Conforme o recorrente defende, a dita decisão refere a inexistência de atos de ocultação e de benefício económico para o agente, o carácter frequente da prática, o ter sido cometida por negligência simples, a situação económica e financeira do agente ser baixa e terem decorrido mais de seis meses desde a prática da infração, ou seja, contém os “elementos essenciais” – cfr., neste sentido, para além do acórdão citado pelo recorrente, o de 10-4-2019, proferido no processo 0260/17.8BEAVR.

A falta de notificação do despacho para audição e apresentação de defesa encontra-se prevista no artigo 63.º n.º 1, c), do R.G.I.T. como nulidade insuprível.

Em caso-limite já foi considerado aí abrangida situação em que a decisão de aplicação da coima teve lugar sem que se procedesse a qualquer apreciação sobre a defesa apresentada, ou tido lugar qualquer diligência instrutória – assim, se decidiu já no acórdão de 6-2-2019, proferido no processo 02740/15.0BELRS.

Tal não tem similitude com o caso ora em apreciação em que no despacho de aplicação da coima se procedeu, por concordância com informação, à apreciação da dispensa ou atenuação especial da coima.

Por outro lado, a arguida na impugnação judicial apresentada, embora invoque que no referido despacho não se conheceu da exclusão de ilicitude, daí não extrai como consequência que tenha sido cometido nulidade, muito menos, insanável, ou sequer irregularidade. Manifesta pretender que se conheça da dita questão.

E, tendo a arguida assentado a falta de exclusão de ilicitude na violação dos ditos princípios que são de ordem constitucional (art. 104.º n.º 2 e 266.º n.º 2 da C.R.P.), o conhecimento dessa violação é matéria que se insere na apreciação dos Tribunais, no quadro do art. 202.º da C.R.P..

Acresce que, em processos de contraordenação, os direitos de audição e defesa previstos no art. 32.º n.º 10 da C.R.P. são assegurados com uma conformação específica que é de relacionar com o direito a decisão em prazo razoável, com o processo equitativo e o direito à impugnação, conforme previsto nos artigos 20.º n.º 4 e 268.º n.º 4 da C.R.P. - nesse sentido, a jurisprudência do Tribunal Constitucional de que se cita o acórdão n.º 659/06, acessível em www.tribunalconstitucional.pt.
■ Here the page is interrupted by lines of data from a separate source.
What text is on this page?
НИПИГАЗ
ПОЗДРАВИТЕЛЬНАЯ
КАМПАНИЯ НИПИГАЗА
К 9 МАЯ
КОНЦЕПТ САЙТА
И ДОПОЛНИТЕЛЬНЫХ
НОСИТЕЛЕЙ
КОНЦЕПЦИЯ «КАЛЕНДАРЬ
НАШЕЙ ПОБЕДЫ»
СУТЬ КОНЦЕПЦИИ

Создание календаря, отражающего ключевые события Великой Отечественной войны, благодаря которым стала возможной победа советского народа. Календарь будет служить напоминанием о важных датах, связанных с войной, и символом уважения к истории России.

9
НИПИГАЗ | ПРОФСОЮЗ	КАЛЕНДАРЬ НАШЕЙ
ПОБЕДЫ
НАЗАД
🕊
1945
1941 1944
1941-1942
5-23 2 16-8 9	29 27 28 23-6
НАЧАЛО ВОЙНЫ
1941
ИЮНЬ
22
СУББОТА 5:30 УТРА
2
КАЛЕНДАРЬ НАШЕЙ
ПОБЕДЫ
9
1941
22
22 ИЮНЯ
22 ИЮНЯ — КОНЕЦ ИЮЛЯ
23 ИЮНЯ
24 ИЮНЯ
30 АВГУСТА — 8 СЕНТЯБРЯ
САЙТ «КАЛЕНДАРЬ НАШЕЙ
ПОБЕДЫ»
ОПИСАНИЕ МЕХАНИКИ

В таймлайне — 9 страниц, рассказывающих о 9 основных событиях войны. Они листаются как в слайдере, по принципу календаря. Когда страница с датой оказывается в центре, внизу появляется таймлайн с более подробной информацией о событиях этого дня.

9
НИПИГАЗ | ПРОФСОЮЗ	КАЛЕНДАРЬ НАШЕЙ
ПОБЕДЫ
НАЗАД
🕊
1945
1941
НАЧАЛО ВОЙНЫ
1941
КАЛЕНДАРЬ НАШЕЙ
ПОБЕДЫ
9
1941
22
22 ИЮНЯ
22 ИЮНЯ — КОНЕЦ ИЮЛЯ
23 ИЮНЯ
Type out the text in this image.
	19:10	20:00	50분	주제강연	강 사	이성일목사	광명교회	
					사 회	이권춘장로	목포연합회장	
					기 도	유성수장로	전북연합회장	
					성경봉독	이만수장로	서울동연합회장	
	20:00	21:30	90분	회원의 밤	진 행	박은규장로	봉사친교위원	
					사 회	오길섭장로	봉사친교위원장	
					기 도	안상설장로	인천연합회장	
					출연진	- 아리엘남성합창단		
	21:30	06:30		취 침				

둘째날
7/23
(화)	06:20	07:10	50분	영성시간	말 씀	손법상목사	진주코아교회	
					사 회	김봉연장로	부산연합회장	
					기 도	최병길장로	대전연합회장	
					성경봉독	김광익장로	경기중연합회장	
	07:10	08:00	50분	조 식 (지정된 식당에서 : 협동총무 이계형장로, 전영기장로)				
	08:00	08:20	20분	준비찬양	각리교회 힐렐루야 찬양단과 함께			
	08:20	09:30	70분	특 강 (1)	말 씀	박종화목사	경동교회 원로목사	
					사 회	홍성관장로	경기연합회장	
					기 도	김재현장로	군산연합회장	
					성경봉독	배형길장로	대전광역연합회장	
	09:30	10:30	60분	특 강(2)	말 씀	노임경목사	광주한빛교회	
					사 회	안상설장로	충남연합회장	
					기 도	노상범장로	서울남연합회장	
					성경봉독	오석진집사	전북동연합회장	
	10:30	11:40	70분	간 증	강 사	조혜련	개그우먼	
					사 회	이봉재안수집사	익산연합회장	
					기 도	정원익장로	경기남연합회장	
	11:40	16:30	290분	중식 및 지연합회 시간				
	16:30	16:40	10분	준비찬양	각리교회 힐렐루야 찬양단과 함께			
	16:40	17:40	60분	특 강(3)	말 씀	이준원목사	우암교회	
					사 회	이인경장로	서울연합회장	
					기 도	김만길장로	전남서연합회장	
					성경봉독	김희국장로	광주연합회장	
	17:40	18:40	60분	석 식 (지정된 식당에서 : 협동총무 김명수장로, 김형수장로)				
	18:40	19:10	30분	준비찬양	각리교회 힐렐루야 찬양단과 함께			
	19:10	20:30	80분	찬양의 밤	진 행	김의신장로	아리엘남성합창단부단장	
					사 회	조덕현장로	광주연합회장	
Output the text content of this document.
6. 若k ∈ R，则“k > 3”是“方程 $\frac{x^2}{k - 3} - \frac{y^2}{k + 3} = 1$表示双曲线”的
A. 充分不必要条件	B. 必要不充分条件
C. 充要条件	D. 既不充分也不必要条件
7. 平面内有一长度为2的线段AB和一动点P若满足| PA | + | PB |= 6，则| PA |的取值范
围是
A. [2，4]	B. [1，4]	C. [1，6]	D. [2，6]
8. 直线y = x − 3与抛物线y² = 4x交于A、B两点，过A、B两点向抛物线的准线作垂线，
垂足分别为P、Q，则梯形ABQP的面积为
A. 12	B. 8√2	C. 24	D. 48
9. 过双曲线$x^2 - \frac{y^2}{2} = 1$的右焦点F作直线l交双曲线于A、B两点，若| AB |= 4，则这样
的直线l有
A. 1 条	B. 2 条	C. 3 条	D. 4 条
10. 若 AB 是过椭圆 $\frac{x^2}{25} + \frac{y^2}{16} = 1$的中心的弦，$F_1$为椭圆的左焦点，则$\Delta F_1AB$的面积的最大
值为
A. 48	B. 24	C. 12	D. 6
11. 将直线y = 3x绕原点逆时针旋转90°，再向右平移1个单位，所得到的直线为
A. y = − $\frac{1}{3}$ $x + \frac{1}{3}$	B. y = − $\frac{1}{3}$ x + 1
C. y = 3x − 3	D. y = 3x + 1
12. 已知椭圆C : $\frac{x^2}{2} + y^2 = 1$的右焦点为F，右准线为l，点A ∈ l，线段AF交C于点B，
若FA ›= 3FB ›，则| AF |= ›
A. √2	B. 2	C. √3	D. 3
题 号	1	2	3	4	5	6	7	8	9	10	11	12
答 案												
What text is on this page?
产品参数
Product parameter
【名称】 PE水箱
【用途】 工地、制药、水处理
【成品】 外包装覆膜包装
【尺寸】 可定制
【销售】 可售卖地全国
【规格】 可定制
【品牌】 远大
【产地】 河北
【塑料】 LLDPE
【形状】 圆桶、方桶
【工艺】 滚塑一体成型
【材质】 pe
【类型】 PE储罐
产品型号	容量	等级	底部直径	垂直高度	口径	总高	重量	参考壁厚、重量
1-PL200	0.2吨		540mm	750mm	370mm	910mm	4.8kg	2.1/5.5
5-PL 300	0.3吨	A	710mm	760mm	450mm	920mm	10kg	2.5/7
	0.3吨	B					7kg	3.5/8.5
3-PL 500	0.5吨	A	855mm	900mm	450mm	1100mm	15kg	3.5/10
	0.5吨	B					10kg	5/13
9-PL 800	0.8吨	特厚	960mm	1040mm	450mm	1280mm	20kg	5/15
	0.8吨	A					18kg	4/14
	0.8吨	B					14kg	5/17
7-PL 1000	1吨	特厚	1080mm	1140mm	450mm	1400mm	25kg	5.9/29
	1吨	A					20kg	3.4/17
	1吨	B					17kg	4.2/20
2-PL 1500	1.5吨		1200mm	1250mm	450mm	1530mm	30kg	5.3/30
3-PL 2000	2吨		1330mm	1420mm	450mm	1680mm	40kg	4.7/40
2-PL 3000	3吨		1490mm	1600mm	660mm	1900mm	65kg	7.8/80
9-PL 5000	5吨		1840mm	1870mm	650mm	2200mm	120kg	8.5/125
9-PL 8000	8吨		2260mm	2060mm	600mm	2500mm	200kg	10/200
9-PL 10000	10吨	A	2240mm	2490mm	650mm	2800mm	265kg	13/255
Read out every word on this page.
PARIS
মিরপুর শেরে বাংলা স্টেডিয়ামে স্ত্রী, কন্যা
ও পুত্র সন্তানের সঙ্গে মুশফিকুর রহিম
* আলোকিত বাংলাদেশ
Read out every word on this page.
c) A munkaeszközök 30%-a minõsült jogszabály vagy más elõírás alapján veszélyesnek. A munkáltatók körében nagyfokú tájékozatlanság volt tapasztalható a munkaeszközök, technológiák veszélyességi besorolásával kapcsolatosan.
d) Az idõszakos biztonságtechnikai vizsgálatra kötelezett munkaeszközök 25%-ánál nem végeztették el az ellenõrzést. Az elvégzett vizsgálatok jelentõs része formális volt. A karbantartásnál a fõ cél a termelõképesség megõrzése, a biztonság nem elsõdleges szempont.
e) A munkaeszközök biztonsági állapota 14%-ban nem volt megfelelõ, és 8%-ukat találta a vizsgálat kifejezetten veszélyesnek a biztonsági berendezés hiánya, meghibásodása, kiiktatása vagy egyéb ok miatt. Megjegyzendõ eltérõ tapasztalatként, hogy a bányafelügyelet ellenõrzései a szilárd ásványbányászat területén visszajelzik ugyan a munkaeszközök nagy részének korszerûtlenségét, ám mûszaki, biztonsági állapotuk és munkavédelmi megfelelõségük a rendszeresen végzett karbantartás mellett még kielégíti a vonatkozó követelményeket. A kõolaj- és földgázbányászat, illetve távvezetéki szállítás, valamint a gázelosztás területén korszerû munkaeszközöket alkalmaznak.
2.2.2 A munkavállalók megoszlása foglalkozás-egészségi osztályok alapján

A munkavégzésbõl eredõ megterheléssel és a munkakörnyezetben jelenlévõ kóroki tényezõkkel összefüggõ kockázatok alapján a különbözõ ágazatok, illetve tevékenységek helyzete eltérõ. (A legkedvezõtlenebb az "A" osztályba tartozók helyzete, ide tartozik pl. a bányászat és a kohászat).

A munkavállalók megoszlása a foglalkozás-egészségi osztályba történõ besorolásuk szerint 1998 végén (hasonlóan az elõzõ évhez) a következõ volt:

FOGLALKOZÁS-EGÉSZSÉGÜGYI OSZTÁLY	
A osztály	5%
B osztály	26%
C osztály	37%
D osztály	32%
Nos termos expostos, consideramos não terem sido cometidas nulidades insupríveis, bem como que é de anular a decisão recorrida e devolver o processo ao tribunal recorrido, nos termos do art. 75.º n.º 2, b), do R.G.C.O., subsidiariamente aplicável, para que se conheça da matéria da impugnação, caso a tal nada obste.

4. Decisão:

Os Juízes Conselheiros da secção do Contencioso Tributário do STA acordam em conceder provimento ao recurso, anular a decisão recorrida e devolver o processo ao tribunal recorrido, para que se conheça da matéria da impugnação, caso a tal nada obste.

Sem custas pelas partes – art. 94.º n.º 4 do R.G.C.O. aplicável por força do art. 66.º do R.G.I.T..

Lisboa, 23 de Outubro de 2019. – Paulo Antunes (relator) – Francisco Rothes – Neves Leitão.